Und er antwortete ihnen und sprach: Wer ist meine Mutter und meine Brüder? Und er sah rings um sich auf die Jünger, die im Kreise saßen und sprach: Siehe, das ist meine Mutter und meine Brüder: ein weitreichender Satz im Markusevangelium, der nicht nur die ihrerseits folgenreiche Glorifizierung der Kernfamilie mit Maria, Joseph und dem Jesuskind im Stall in Frage stellt, sondern auch die ursprüngliche Einheit von Gesellschafts- und Verwandtschaftsstrukturen, den Structures élémentaires de la parenté, und der zugleich auch schon den Universalismusbefehl des Paulus so gut wie vorwegnimmt: Hier ist kein Jude noch Grieche, hier ist kein Knecht noch Freier, hier ist kein Mann noch Weib. Das alles aber bleibt hier weitgehend unbeachtet und der Blick auf Selysses gerichtet.
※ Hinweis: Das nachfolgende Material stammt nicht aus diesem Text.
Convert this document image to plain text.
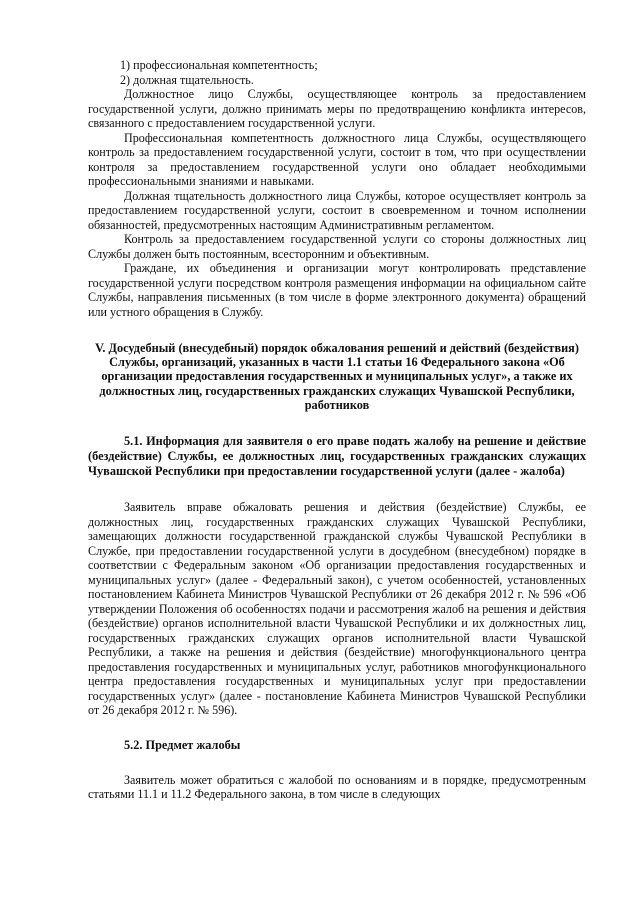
1) профессиональная компетентность;

2) должная тщательность.

Должностное лицо Службы, осуществляющее контроль за предоставлением государственной услуги, должно принимать меры по предотвращению конфликта интересов, связанного с предоставлением государственной услуги.

Профессиональная компетентность должностного лица Службы, осуществляющего контроль за предоставлением государственной услуги, состоит в том, что при осуществлении контроля за предоставлением государственной услуги оно обладает необходимыми профессиональными знаниями и навыками.

Должная тщательность должностного лица Службы, которое осуществляет контроль за предоставлением государственной услуги, состоит в своевременном и точном исполнении обязанностей, предусмотренных настоящим Административным регламентом.

Контроль за предоставлением государственной услуги со стороны должностных лиц Службы должен быть постоянным, всесторонним и объективным.

Граждане, их объединения и организации могут контролировать представление государственной услуги посредством контроля размещения информации на официальном сайте Службы, направления письменных (в том числе в форме электронного документа) обращений или устного обращения в Службу.

V. Досудебный (внесудебный) порядок обжалования решений и действий (бездействия) Службы, организаций, указанных в части 1.1 статьи 16 Федерального закона «Об организации предоставления государственных и муниципальных услуг», а также их должностных лиц, государственных гражданских служащих Чувашской Республики, работников
5.1. Информация для заявителя о его праве подать жалобу на решение и действие (бездействие) Службы, ее должностных лиц, государственных гражданских служащих Чувашской Республики при предоставлении государственной услуги (далее - жалоба)

Заявитель вправе обжаловать решения и действия (бездействие) Службы, ее должностных лиц, государственных гражданских служащих Чувашской Республики, замещающих должности государственной гражданской службы Чувашской Республики в Службе, при предоставлении государственной услуги в досудебном (внесудебном) порядке в соответствии с Федеральным законом «Об организации предоставления государственных и муниципальных услуг» (далее - Федеральный закон), с учетом особенностей, установленных постановлением Кабинета Министров Чувашской Республики от 26 декабря 2012 г. № 596 «Об утверждении Положения об особенностях подачи и рассмотрения жалоб на решения и действия (бездействие) органов исполнительной власти Чувашской Республики и их должностных лиц, государственных гражданских служащих органов исполнительной власти Чувашской Республики, а также на решения и действия (бездействие) многофункционального центра предоставления государственных и муниципальных услуг, работников многофункционального центра предоставления государственных и муниципальных услуг при предоставлении государственных услуг» (далее - постановление Кабинета Министров Чувашской Республики от 26 декабря 2012 г. № 596).

5.2. Предмет жалобы

Заявитель может обратиться с жалобой по основаниям и в порядке, предусмотренным статьями 11.1 и 11.2 Федерального закона, в том числе в следующих
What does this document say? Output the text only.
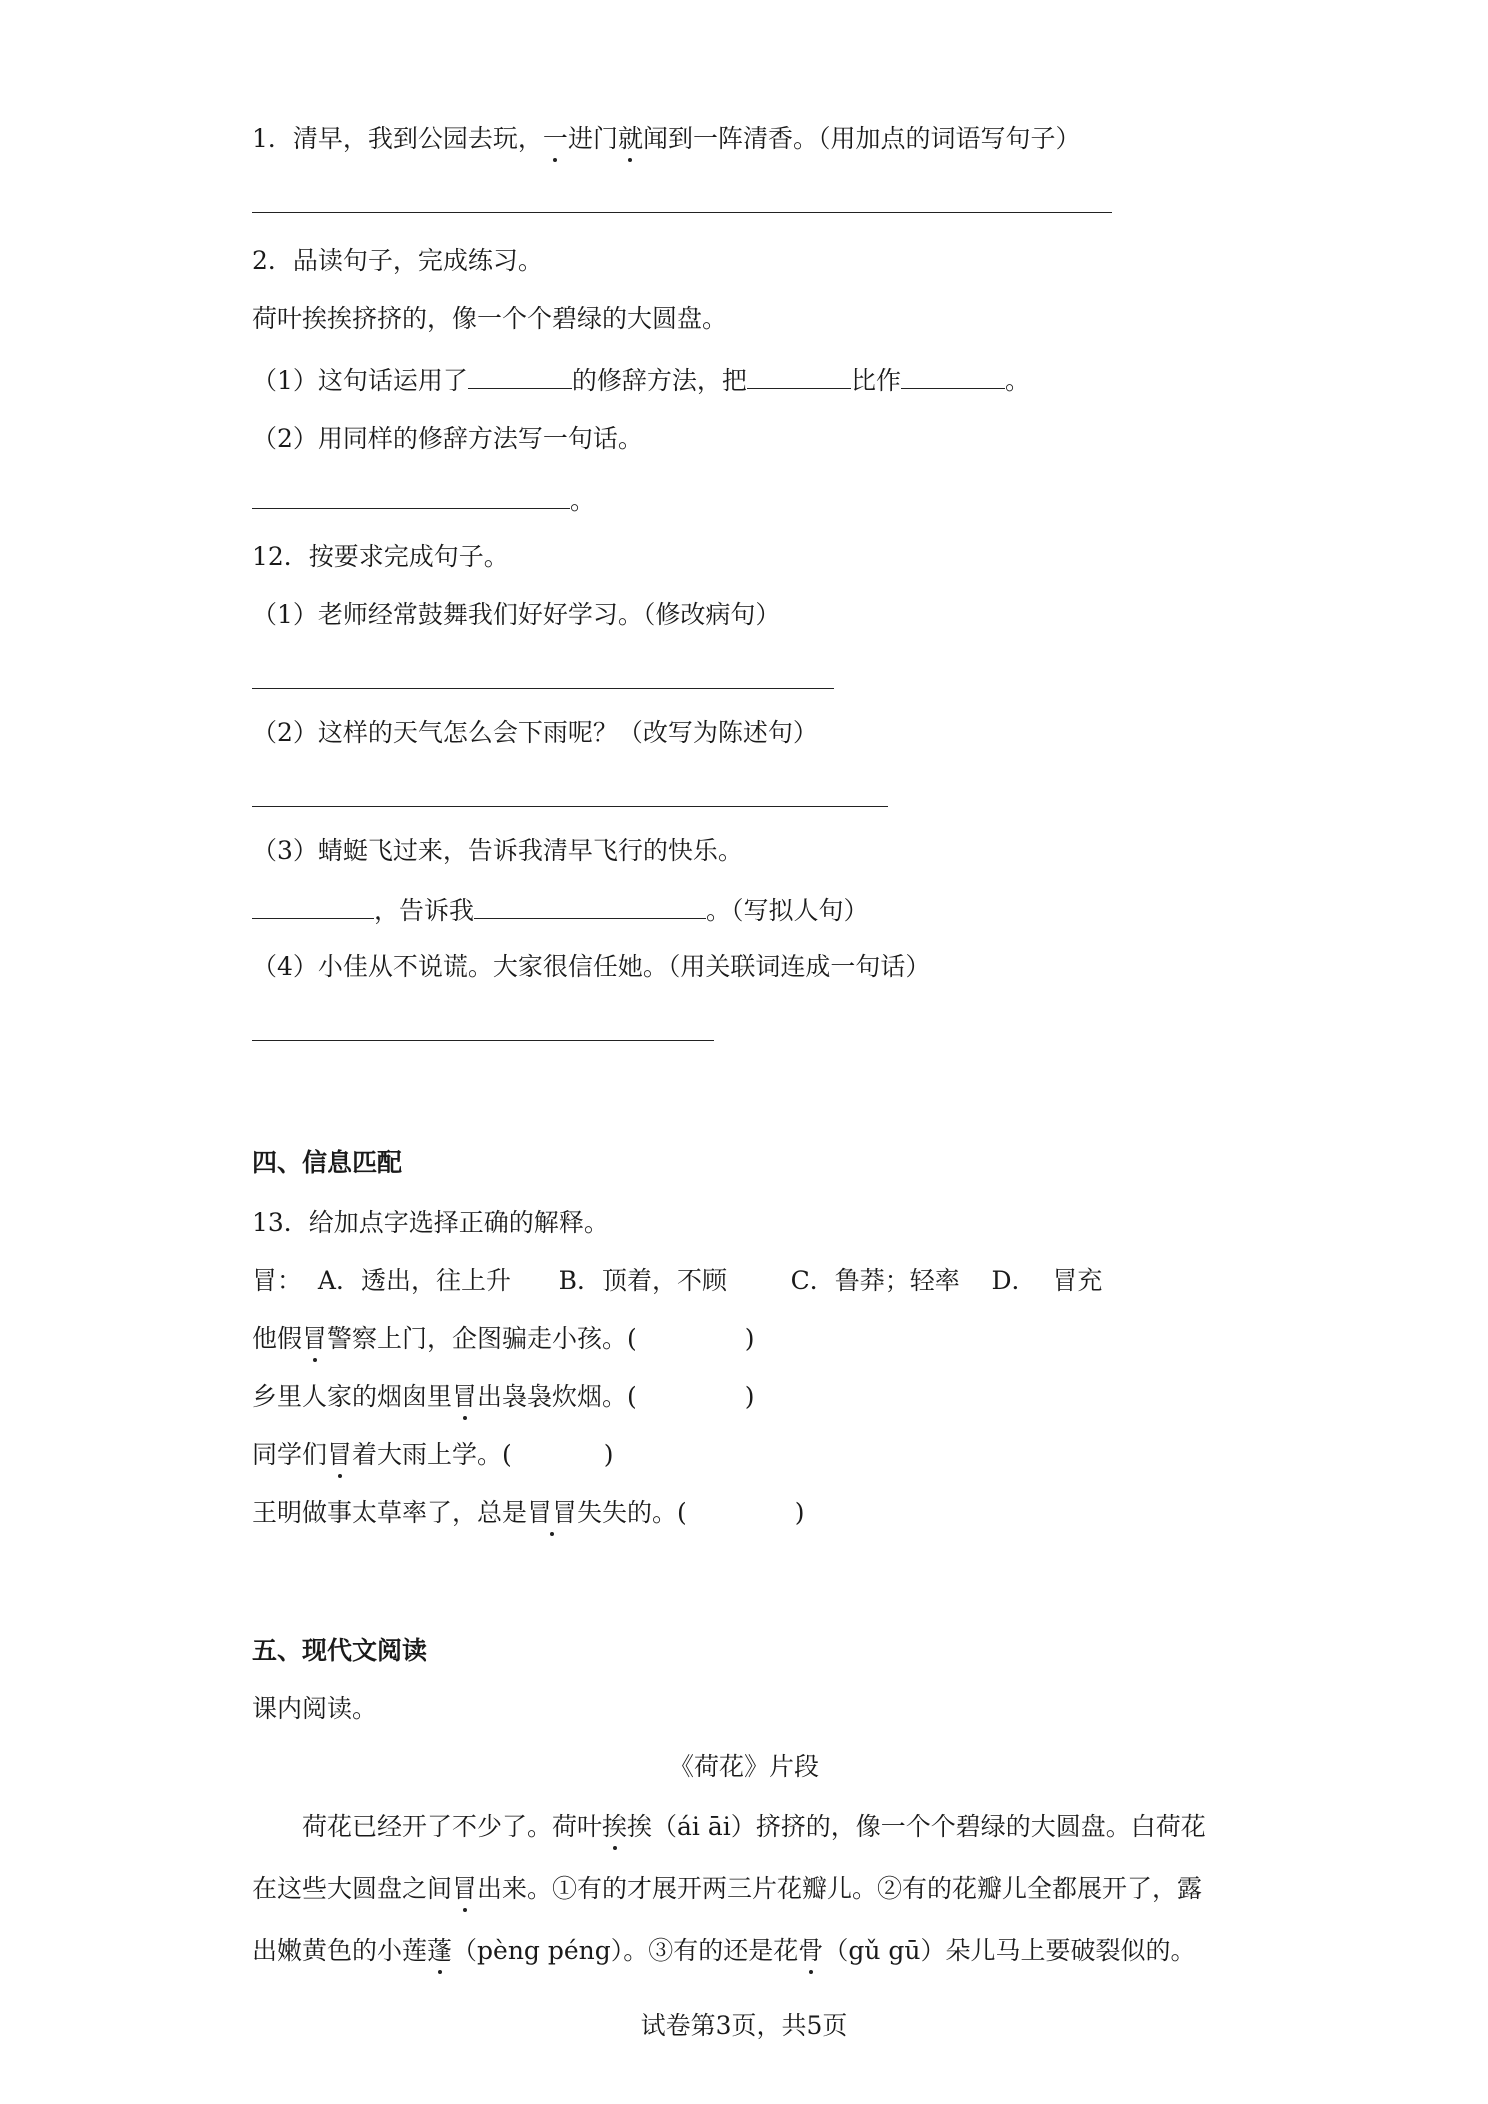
1．清早，我到公园去玩，一进门就闻到一阵清香。（用加点的词语写句子）
2．品读句子，完成练习。
荷叶挨挨挤挤的，像一个个碧绿的大圆盘。
（1）这句话运用了	的修辞方法，把	比作	。
（2）用同样的修辞方法写一句话。
。
12．按要求完成句子。
（1）老师经常鼓舞我们好好学习。（修改病句）
（2）这样的天气怎么会下雨呢？（改写为陈述句）
（3）蜻蜓飞过来，告诉我清早飞行的快乐。
，告诉我	。（写拟人句）
（4）小佳从不说谎。大家很信任她。（用关联词连成一句话）
四、信息匹配
13．给加点字选择正确的解释。
冒：  A．透出，往上升      B．顶着，不顾        C．鲁莽；轻率    D．  冒充
他假冒警察上门，企图骗走小孩。(	)
乡里人家的烟囱里冒出袅袅炊烟。(	)
同学们冒着大雨上学。(	)
王明做事太草率了，总是冒冒失失的。(	)
五、现代文阅读
课内阅读。
《荷花》片段
荷花已经开了不少了。荷叶挨挨（ái āi）挤挤的，像一个个碧绿的大圆盘。白荷花
在这些大圆盘之间冒出来。①有的才展开两三片花瓣儿。②有的花瓣儿全都展开了，露
出嫩黄色的小莲蓬（pèng péng）。③有的还是花骨（gǔ gū）朵儿马上要破裂似的。
试卷第3页，共5页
Als Selysses uns das erste Mal begegnet, in Wien, hat er sich von der Familie, von der Mutter und den Brüdern mit den Worten des Evangelisten, entfernt, die weiteren Kontakte werden äußerst spärlich bleiben. Allerdings stehen auch keine Jünger als Ersatz bereit, er hat niemanden, mit dem er sprechen kann, bloß mit den Dohlen in den Anlagen vor dem Rathaus hat er einiges geredet und mit einer weißköpfigen Amsel. Die Rekrutierung der Jünger geht im weiteren nur schleppend voran, Herbeck in Klosterneuburg ist zu nennen, Malachi in Venedig und Salvatore Altamura in Verona. Salvatore, das erzeugt ein leichtes Schwindelgefühl und den Eindruck der Seitenverkehrtheit. Tatsächlich ist es nicht Selysses, der beginnt, in Gleichnissen zu reden, von seinen Worten wird, wenn er denn reden sollte, nichts berichtet, es ist Malachi mit dem Prophetennamen, der sich zu den schwierigen Fragen der Auferstehung des Fleisches äußert und abschließend nach Jerusalem einlädt, es ist Altamura mit dem Namen des Heilands, Salvatore, der zum Abschied ein Engelsbild hinterläßt. Vergleichbar unmittelbar biblische Elemente fehlen bei der Rekrutierung von Selwyn, Bereyter, Mme. Landau, Adelwarth, Aurach und anderen in den Ausgewanderten und auch bei Austerlitz, sie tauchen wieder auf bei Le Strange, der von Vögeln umschwärmt wird wie der heilige Franz und sich in einem Erdloch vergräbt wie der heilige Hieronymus, oder bei Mrs. Ashbury, die zum Himmel auffährt und im Plafond steckenbleibt. Die biblischen Elemente sind aber ohnehin nicht das Entscheidende. Entscheidend ist das Zusammenleben der Jünger.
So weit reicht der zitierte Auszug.